Wednesday, June 30, 2010

Arts Camp - Week 1

Hey Everyone!

This post is another deviation from the "main" purpose of the blog, but not from making a better story.

As most of you know, I am helping out with a Sports and Arts Camp this summer up in Ambridge where I work. I am Arts Camp Director, for more information go to this previous blog post. We started last week and it went, in my opinion, extremely well. I, unlike all the other leaders, do not have any previous experience with Ambridge Sports & Arts Camp (AS&AC). I helped out with a version we did in Peru, but never here in Ambridge.

In many ways it has been much more challenging in Ambridge. In Peru, all of the campers wanted to be there and were happy to do all of the activities. We often had to stop them before they completely finished their portrait, painting, sculpture, etc. In Ambridge, it is a little different. Rather than being excited about everything and willing to do anything, you really need to get the campers into what their doing. You need to be overly excited about the project, so that they can get excited.  But the bigger "problem" is that they are done with everything so quickly. Not that they finish everything quickly, but that they get bored with it and want to move onto the next thing.

It really scares me how telling this is of our culture. We all are aware of this trend, always looking for the next big thing. (Small Side Note: What is up with silly bands??? If you don't know what they are, be blessed.)

The campers are incredibly creative, for sure, but I don't think that they have been pushed in their creativity enough. When we arrived in Peru, we were told not to expect the campers to really go for it when it came to free form activities. One would probably do something and then everyone else would copy. Our team found this to be entirely untrue. They all jumped right in. Here in Ambridge, some of the campers do this. They start creating their bead animals. But others want instructions for everything or want you to show them exactly how to do it, like its math. That has been a struggle for me with some of the campers, getting them to let go and create whatever the heck comes into their heads.

This is another thing that scares me.

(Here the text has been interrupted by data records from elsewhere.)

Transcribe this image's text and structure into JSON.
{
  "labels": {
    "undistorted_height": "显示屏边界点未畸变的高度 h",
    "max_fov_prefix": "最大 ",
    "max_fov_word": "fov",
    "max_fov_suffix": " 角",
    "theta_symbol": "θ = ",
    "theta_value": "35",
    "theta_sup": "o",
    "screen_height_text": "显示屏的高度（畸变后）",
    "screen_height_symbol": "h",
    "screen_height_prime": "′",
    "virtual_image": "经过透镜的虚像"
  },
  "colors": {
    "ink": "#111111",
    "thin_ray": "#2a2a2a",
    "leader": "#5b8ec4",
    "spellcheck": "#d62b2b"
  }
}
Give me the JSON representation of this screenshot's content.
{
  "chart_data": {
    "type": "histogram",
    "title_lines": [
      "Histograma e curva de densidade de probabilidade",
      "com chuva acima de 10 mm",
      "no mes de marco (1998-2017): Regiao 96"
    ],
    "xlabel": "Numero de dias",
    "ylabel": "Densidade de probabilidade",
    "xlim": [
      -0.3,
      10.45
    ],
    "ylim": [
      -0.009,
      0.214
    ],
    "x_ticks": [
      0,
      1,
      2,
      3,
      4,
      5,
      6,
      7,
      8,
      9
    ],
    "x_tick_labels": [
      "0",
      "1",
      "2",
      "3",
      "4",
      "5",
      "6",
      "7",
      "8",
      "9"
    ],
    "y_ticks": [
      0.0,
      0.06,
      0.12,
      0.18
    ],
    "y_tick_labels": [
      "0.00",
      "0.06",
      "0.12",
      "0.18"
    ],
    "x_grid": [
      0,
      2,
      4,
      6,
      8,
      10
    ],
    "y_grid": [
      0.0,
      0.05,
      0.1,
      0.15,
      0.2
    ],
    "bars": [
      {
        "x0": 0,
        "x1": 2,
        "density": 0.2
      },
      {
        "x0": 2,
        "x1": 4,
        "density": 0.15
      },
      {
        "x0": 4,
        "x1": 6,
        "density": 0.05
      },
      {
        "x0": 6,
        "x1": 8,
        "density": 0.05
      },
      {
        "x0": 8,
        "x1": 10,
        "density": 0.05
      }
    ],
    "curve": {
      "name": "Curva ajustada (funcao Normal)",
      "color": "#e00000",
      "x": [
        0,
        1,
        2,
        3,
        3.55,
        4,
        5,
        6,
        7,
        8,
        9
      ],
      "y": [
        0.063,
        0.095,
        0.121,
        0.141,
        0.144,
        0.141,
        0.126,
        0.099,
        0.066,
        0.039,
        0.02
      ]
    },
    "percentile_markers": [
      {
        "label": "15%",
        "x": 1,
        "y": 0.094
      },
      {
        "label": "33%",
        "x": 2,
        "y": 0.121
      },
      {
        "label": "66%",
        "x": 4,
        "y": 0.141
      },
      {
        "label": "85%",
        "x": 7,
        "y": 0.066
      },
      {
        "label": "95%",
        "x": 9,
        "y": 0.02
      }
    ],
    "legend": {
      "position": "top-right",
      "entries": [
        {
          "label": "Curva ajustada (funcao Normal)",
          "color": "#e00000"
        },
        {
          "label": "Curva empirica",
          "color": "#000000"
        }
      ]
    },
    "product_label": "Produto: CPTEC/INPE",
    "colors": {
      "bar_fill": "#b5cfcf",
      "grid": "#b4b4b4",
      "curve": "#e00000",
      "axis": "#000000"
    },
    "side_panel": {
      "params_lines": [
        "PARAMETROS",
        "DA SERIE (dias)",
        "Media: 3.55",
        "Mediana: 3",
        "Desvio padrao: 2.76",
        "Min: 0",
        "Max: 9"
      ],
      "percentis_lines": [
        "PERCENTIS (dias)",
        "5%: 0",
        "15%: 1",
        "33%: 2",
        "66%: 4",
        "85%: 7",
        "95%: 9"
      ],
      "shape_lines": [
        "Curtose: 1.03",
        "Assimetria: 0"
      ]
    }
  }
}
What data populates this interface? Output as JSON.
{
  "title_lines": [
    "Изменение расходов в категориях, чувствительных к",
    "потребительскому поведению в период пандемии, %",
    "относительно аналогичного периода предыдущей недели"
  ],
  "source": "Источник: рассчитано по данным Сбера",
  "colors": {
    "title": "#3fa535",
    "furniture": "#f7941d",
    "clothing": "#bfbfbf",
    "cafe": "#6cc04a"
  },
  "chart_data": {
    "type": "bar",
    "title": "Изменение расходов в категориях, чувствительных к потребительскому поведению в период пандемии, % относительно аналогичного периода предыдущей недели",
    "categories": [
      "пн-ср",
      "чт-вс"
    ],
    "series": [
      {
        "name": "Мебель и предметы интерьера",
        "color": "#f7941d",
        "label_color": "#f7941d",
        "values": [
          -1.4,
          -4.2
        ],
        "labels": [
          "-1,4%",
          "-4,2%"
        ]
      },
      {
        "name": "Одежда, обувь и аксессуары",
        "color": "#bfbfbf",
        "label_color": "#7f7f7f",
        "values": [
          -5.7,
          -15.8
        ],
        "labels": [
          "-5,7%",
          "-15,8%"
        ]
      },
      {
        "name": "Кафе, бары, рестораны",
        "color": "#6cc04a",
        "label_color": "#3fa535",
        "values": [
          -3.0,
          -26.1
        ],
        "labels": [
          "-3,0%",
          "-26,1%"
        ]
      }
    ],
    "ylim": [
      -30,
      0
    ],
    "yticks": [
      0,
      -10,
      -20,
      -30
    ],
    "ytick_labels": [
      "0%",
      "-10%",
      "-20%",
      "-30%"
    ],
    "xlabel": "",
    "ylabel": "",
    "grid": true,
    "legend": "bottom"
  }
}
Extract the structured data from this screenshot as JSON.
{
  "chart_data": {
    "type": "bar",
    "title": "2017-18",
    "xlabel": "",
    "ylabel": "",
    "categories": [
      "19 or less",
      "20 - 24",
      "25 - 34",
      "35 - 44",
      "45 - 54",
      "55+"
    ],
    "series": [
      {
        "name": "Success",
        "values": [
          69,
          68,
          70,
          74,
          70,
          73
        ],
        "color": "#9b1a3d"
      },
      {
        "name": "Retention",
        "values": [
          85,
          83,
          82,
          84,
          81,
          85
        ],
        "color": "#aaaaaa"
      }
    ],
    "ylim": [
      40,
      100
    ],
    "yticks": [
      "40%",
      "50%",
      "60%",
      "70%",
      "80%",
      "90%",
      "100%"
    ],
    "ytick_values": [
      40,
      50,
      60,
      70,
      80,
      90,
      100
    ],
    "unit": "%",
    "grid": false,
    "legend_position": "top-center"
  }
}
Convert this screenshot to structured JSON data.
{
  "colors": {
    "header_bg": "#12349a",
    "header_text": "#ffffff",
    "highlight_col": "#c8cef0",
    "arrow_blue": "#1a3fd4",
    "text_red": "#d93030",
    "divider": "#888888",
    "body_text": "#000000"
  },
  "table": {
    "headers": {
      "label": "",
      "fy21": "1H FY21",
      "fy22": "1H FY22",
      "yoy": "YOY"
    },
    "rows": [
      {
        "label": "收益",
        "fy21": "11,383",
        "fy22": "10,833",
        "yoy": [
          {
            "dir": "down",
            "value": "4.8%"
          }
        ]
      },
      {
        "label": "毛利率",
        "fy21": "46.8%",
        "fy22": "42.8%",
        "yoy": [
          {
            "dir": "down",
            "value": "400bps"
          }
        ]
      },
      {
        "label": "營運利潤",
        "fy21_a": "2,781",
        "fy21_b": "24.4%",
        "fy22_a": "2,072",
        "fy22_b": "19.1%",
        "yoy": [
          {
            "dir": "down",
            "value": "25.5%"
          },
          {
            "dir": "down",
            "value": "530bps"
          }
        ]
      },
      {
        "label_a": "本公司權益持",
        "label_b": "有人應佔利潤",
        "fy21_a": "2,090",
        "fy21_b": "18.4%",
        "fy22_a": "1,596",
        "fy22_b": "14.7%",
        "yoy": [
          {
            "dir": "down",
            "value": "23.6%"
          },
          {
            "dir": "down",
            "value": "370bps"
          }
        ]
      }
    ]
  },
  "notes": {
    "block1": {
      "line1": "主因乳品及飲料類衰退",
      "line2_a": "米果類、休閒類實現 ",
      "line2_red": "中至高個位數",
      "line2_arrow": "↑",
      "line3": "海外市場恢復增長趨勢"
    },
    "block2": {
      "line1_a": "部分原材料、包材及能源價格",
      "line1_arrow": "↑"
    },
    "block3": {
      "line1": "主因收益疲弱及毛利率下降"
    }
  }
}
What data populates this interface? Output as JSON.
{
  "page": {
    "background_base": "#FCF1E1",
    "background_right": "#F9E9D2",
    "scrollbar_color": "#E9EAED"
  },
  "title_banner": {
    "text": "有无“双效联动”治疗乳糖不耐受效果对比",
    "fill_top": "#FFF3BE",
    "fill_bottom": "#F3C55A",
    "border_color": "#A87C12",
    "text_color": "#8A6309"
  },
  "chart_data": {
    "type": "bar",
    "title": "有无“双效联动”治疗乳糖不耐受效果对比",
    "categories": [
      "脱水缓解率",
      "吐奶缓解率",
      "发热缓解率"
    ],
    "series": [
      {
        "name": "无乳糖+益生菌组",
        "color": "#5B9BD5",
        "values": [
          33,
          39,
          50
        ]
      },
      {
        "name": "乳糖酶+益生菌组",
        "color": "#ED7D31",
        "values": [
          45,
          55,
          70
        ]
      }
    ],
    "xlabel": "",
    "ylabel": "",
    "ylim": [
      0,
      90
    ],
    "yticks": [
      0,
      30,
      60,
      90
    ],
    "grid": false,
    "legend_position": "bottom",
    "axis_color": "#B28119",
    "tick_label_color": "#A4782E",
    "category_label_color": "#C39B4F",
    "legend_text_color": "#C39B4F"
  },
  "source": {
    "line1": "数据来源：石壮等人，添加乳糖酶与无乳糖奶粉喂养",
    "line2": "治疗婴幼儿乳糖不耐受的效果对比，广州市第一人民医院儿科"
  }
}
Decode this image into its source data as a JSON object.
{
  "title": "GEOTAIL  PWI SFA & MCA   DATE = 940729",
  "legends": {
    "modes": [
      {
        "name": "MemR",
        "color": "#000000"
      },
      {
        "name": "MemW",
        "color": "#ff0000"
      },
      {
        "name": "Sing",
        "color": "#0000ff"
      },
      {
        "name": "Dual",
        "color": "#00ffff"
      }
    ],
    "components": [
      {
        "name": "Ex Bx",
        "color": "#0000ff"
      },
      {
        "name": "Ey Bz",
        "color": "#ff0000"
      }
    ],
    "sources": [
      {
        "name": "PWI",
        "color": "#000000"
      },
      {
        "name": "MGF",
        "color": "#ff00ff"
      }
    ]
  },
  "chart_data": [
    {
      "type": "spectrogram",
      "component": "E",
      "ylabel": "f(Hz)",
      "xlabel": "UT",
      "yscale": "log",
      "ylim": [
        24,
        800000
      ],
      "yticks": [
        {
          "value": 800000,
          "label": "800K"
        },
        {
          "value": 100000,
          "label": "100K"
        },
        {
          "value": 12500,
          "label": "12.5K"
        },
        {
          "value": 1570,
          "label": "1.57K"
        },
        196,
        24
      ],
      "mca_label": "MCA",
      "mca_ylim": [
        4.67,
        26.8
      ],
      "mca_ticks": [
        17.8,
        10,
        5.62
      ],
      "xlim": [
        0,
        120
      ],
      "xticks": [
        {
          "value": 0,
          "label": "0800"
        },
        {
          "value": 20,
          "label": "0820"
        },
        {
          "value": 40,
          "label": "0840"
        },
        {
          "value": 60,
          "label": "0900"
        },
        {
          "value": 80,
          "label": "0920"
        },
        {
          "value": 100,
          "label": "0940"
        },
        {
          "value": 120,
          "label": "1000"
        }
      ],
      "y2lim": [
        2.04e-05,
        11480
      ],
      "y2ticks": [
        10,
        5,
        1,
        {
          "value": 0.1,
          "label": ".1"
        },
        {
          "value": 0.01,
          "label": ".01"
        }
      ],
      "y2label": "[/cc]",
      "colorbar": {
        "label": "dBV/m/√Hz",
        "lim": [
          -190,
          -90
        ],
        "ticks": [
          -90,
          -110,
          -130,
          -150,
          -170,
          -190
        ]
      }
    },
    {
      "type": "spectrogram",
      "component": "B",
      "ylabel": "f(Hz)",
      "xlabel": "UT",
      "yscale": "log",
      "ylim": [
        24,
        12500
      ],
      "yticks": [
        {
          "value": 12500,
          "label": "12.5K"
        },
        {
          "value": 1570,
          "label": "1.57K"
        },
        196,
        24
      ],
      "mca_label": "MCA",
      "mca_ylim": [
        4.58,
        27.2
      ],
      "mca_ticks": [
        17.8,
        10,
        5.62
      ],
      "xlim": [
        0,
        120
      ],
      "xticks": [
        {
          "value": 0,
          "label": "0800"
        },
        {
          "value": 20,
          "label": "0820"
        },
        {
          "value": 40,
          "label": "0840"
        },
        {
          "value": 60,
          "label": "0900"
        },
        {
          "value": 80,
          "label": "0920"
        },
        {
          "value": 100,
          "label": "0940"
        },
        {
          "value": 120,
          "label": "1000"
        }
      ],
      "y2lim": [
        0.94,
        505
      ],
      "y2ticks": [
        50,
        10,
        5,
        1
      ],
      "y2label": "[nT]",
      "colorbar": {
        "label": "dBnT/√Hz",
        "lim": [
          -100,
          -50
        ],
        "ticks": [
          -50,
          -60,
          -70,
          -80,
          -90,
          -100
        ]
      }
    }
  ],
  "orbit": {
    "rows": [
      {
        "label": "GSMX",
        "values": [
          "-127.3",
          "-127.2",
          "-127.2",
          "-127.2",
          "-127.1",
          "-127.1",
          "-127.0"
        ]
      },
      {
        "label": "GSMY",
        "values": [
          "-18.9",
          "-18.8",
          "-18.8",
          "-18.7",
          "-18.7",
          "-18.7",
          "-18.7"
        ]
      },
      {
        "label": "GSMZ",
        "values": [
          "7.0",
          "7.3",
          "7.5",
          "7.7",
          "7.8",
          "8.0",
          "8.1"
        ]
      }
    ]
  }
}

The campers, at least not all of them, don't seem like they know how to just be creative children and teens. How to say crazy and silly things or draw with their wildest imagination. I feel like this could be because of three reasons. 1. I am not prompting them well enough that they are able to be creative. 2. They don't feel comfortable making something, i.e. they are self-conscious, etc. 3. They simply don't know how because they have never had the experience to be free, especially through art.

Those are the two areas Arts camp needs prayer the most. They boil down to figuring out where the campers are personally, and showing them who Jesus is so they can learn the freedom of how to worship him through art. Please also pray for rest, as the camp is terribly exhausting for all of us, and for knowing how to reach the "problem" campers.

The campers are simultaneously a huge blessing and the best birth control.  I say that in the most loving way, seriously.